Many queer people can pinpoint key awakenings in their lives. Their first crush, their first kiss, and their first…well, you get the idea. And those moments stay with you, sometimes forever. Macedonian Australian director Goran Stolevski beautifully imagines this unfolding within his latest film Of An Age.
The Australian film presents the story of 18-year-old Kol (Elias Anton), a dancer from a Serbian family who’s a loner, save his one friend and dance partner Ebony (Hattie Hook). During the summer of 1999, he has to come to Ebony’s aid on the day of a major dance competition. Kol enlists help from Adam (Thom Green), Ebony’s older brother, to do so. Kol spends 24 life changing hours with Adam that sets the course for an intense, years-long romance between the two.
Of An Age cultivates intimacy between Kol and Adam that’s so insular and charming, you can’t help, but smile and be engrossed in their budding romance. Anton and Green have an electric chemistry that sparks from when we first see them on screen until the very end. Stolevski’s direction plays a huge part in capturing tender moments between the two. Quick glances that become longing stares, bodily movements that express desire, to the shots (such as the use of showing the young men being separated by a bedroom wall) that demonstrate the distance they desperately want to close between them, you become a fly on the wall examining the romance that starts as a tiny flame and ends up as an all-consuming inferno.
Anton and Green aren’t the only highlights of this film. Hook’s Ebony is a chaotic, but comedic element to Of An Age, especially when she and Anton’s Kol take shots at famed Australian actresses Cate Blanchett and Nicole Kidman.

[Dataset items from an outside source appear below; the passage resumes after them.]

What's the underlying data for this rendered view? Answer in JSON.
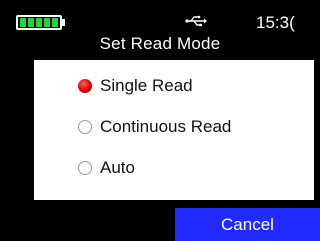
{
  "status_bar": {
    "battery_icon": "battery-full-icon",
    "battery_level": 1.0,
    "battery_color": "#22d43a",
    "usb_icon": "usb-icon",
    "time": "15:3("
  },
  "title": "Set Read Mode",
  "read_mode": {
    "selected": "Single Read",
    "options": [
      {
        "label": "Single Read",
        "checked": true
      },
      {
        "label": "Continuous Read",
        "checked": false
      },
      {
        "label": "Auto",
        "checked": false
      }
    ],
    "selected_color": "#e00000"
  },
  "actions": {
    "cancel_label": "Cancel",
    "cancel_color": "#1f2bff"
  }
}
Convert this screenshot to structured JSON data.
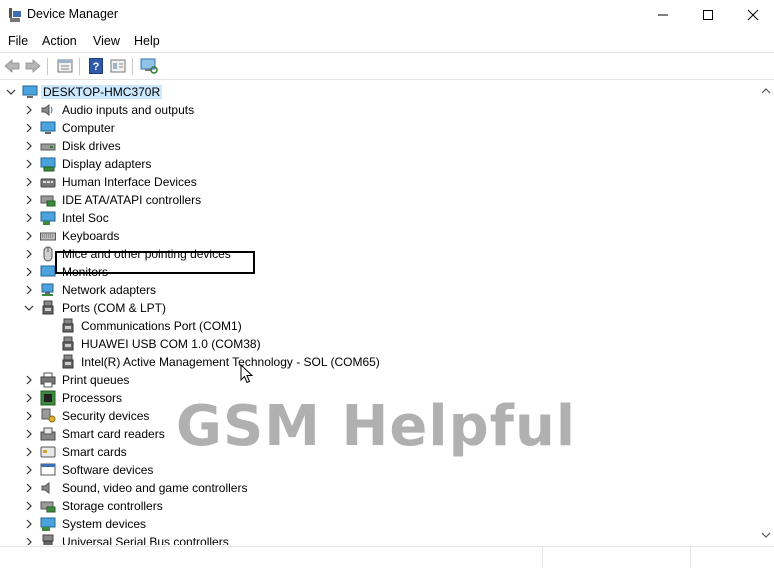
{
  "window": {
    "title": "Device Manager",
    "icon": "device-manager-icon",
    "controls": [
      "minimize-icon",
      "maximize-icon",
      "close-icon"
    ]
  },
  "menu": [
    "File",
    "Action",
    "View",
    "Help"
  ],
  "toolbar": [
    "back-icon",
    "forward-icon",
    "properties-icon",
    "help-icon",
    "show-hidden-icon",
    "scan-hardware-icon"
  ],
  "tree": {
    "root": "DESKTOP-HMC370R",
    "categories": [
      {
        "label": "Audio inputs and outputs",
        "icon": "speaker-icon",
        "expanded": false
      },
      {
        "label": "Computer",
        "icon": "computer-icon",
        "expanded": false
      },
      {
        "label": "Disk drives",
        "icon": "disk-drive-icon",
        "expanded": false
      },
      {
        "label": "Display adapters",
        "icon": "display-adapter-icon",
        "expanded": false
      },
      {
        "label": "Human Interface Devices",
        "icon": "hid-icon",
        "expanded": false
      },
      {
        "label": "IDE ATA/ATAPI controllers",
        "icon": "ide-controller-icon",
        "expanded": false
      },
      {
        "label": "Intel Soc",
        "icon": "intel-soc-icon",
        "expanded": false
      },
      {
        "label": "Keyboards",
        "icon": "keyboard-icon",
        "expanded": false
      },
      {
        "label": "Mice and other pointing devices",
        "icon": "mouse-icon",
        "expanded": false
      },
      {
        "label": "Monitors",
        "icon": "monitor-icon",
        "expanded": false
      },
      {
        "label": "Network adapters",
        "icon": "network-adapter-icon",
        "expanded": false
      },
      {
        "label": "Ports (COM & LPT)",
        "icon": "port-icon",
        "expanded": true,
        "children": [
          "Communications Port (COM1)",
          "HUAWEI USB COM 1.0 (COM38)",
          "Intel(R) Active Management Technology - SOL (COM65)"
        ]
      },
      {
        "label": "Print queues",
        "icon": "printer-icon",
        "expanded": false
      },
      {
        "label": "Processors",
        "icon": "processor-icon",
        "expanded": false
      },
      {
        "label": "Security devices",
        "icon": "security-device-icon",
        "expanded": false
      },
      {
        "label": "Smart card readers",
        "icon": "smart-card-reader-icon",
        "expanded": false
      },
      {
        "label": "Smart cards",
        "icon": "smart-card-icon",
        "expanded": false
      },
      {
        "label": "Software devices",
        "icon": "software-device-icon",
        "expanded": false
      },
      {
        "label": "Sound, video and game controllers",
        "icon": "sound-controller-icon",
        "expanded": false
      },
      {
        "label": "Storage controllers",
        "icon": "storage-controller-icon",
        "expanded": false
      },
      {
        "label": "System devices",
        "icon": "system-device-icon",
        "expanded": false
      },
      {
        "label": "Universal Serial Bus controllers",
        "icon": "usb-controller-icon",
        "expanded": false
      }
    ]
  },
  "watermark": "GSM Helpful",
  "colors": {
    "root_highlight": "#cce8ff",
    "selection_box": "#000000",
    "watermark": "#969696"
  }
}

But ultimately, Kol and Adam’s growing connection rightfully takes up plenty of space within the movie.
Besides the chemistry that they share, Stolevski does a great job of demonstrating Kol and Adam’s growth as individuals. Their love, nor identity development in the film feels rushed. You watch Adam leave behind his charming sarcasm to show off a deeply caring side. Whereas with Kol, we watch him leave behind his innocence and uncomfortability to become a more confident and vulnerable version of himself – all thanks to the trajectory that his connection with Adam set him on.
Love stories like Of An Age are not uncommon. Moonlight, Call Me By Your Name, Booksmart, Pariah, and more have dabbled in queer identity development, love, and longing. While Of An Age tells a similar story, it becomes more of a tale of lost love, lost time, and lost community. For young Kol, his only sense of community is his family (of which he is somewhat distanced from) and his best friend Ebony (who takes advantage of him).
Adam enters his life and not only becomes a love interest, but someone who embodies the true meaning of the community that Kol seeks. Watching how this has unfolded for Kol during the film’s time jump is probably one of the most poignant, but relatable, scenes within the film. For queer folks who found that one person who feels like a safe haven, this film will hit home.
The best part of the movie is watching Kol and Adam spend hours in the car in their search for Ebony. When we are first introduced to Kol and Adam, we meet a stressed, but ambitious teenager and a cool and unaffected college graduate who eventually break down each of their walls to discover themselves, each other, and a new romance. Stolevski’s film editing lets you see through the eyes of Kol and Adam and allows you to feel their romance grow, but also feel the ache of its loss just as strongly.
One of my requests is that there not be a sequel to sully the interpretation of Kol and Adam’s story that Stolevski leaves for his audience to determine. My other request is that others see this film and embrace the message behind the importance of community, exploring one’s identity, and use Of An Age as a catalyst to relive their own queer awakenings. Nostalgia plays a large role in a film that easily becomes a queer classic.